I've always gone more by sheen and jiggle versus internal temperature. As the edges puff and the center is no longer shiny, but still wobbly, it's done.

Too much and it's over done. And don't forget that it continues to cook after you remove it from the oven. I've tried leaving it in the oven an additional hour after the oven is off, but found that it's more dried out that way. So now I just let it set on a rack for an hour or so on the counter before setting it in the fridge.

And never cover it like most recipes say. I always get condensation. I chill it uncovered overnight and then cover it.

Mmmm...cheesecake.


----------



## kndmagnus (Jul 3, 2010)

Cook's illustrated highly recommends an internal temp of 150 degrees..

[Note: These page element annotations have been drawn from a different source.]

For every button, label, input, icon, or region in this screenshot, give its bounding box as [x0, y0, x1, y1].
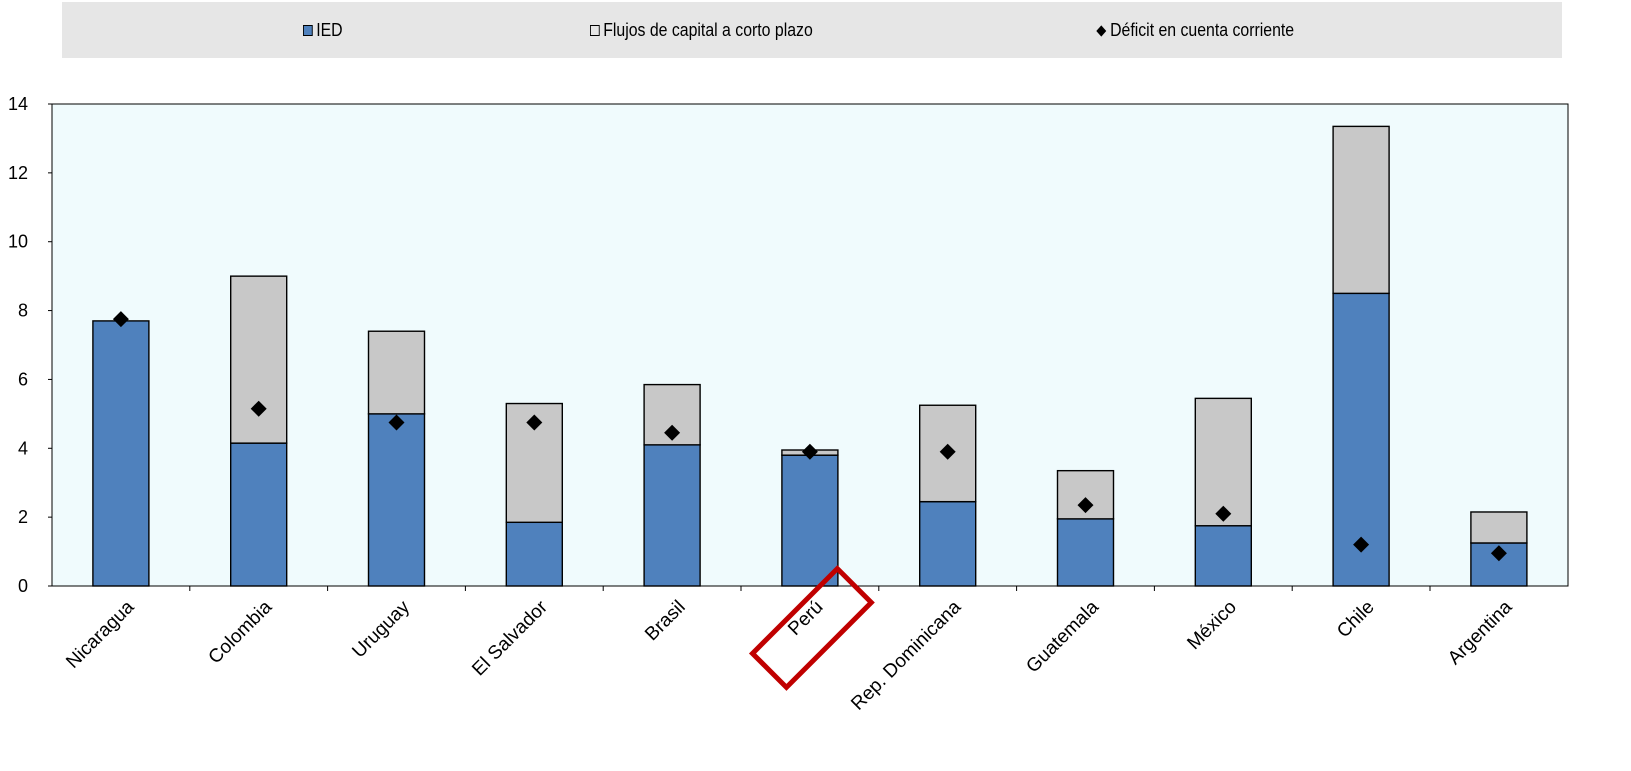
y-tick-label: 8 [18, 301, 28, 321]
bar-short-term [229, 275, 288, 444]
marker-deficit [526, 414, 543, 431]
legend-swatch-ied [303, 25, 313, 36]
bar-short-term [367, 330, 426, 415]
bar-ied [781, 454, 839, 587]
y-tick-label: 6 [18, 369, 28, 389]
x-tick-label: Uruguay [348, 596, 414, 662]
bar-ied [643, 444, 701, 587]
y-tick-label: 10 [8, 232, 28, 252]
y-tick-label: 2 [18, 507, 28, 527]
legend-item-deficit: Déficit en cuenta corriente [1096, 20, 1294, 41]
bar-short-term [1332, 125, 1390, 295]
x-tick-label: Brasil [641, 597, 689, 645]
bar-short-term [1470, 511, 1528, 544]
x-tick-label: Guatemala [1022, 596, 1103, 677]
marker-deficit [1077, 497, 1094, 514]
x-tick-label: Rep. Dominicana [847, 596, 965, 714]
bar-ied [367, 413, 426, 587]
x-tick-label: Colombia [205, 596, 277, 668]
marker-deficit [801, 443, 818, 460]
bar-ied [919, 500, 977, 587]
y-tick-label: 12 [8, 163, 28, 183]
x-tick-label: Nicaragua [62, 596, 138, 672]
x-tick-label: El Salvador [468, 596, 552, 680]
marker-deficit [939, 443, 956, 460]
bar-ied [92, 320, 150, 587]
marker-deficit [112, 311, 129, 328]
x-tick-label: Argentina [1444, 596, 1517, 669]
legend: IED Flujos de capital a corto plazo Défi… [62, 2, 1562, 58]
marker-deficit [1353, 536, 1370, 553]
legend-swatch-short-term [590, 25, 600, 36]
x-tick-label: Chile [1333, 597, 1378, 642]
bar-ied [1194, 525, 1253, 587]
marker-deficit [1490, 545, 1507, 562]
bar-short-term [1194, 397, 1253, 527]
marker-deficit [250, 400, 267, 417]
y-tick-label: 0 [18, 576, 28, 596]
marker-deficit [388, 414, 405, 431]
bar-ied [505, 521, 563, 587]
y-tick-label: 14 [8, 94, 28, 114]
x-tick-label: México [1183, 597, 1240, 654]
legend-item-short-term: Flujos de capital a corto plazo [590, 20, 813, 41]
legend-item-ied: IED [303, 20, 343, 41]
legend-label-deficit: Déficit en cuenta corriente [1110, 20, 1295, 40]
highlight-box [748, 565, 875, 691]
marker-deficit [664, 424, 681, 441]
legend-label-ied: IED [316, 20, 343, 40]
bar-ied [229, 442, 288, 587]
marker-deficit [1215, 505, 1232, 522]
legend-label-short-term: Flujos de capital a corto plazo [603, 20, 813, 40]
bar-ied [1056, 518, 1115, 587]
y-tick-label: 4 [18, 438, 28, 458]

mine don't crack and are truly "creamy"..

The recipe at C.I. calls for 8 eggs (2 yolks only)


----------



## chefross (May 5, 2010)

When baking cheesecake I use a water bath to control the temperature.

I bake at 325 for 45- 50 minutes, turn off the oven and allow the cake to cool down.

I find the cake doesn't sink that way.

Also I jiggle the pan to watch how the cake is coming along.

It s a defining moment when the cake is ready to the point where it will finish in the oven as it cools.


----------



## rat (Mar 2, 2006)

156 degrees is the magic number you want. Times are really silly as the sizes of cheesecakes vary almost as much as the varieties thereof. Gooey and creamy cakes are nice but not when you need to slice them for a buffet or a party. Letting them cool in the water bath helps the shrinking/cracking problem.


----------



## cookpiper (Jul 6, 2010)

Just wondering what is the REAL temperature for baking a cheesecake?

I am confused already. For me, my ideal temperature for a cheesecake is 160 to 165 degrees Fahrenheit. 

My cheesecake turns out be so tasting. My family couldn't resist it.


----------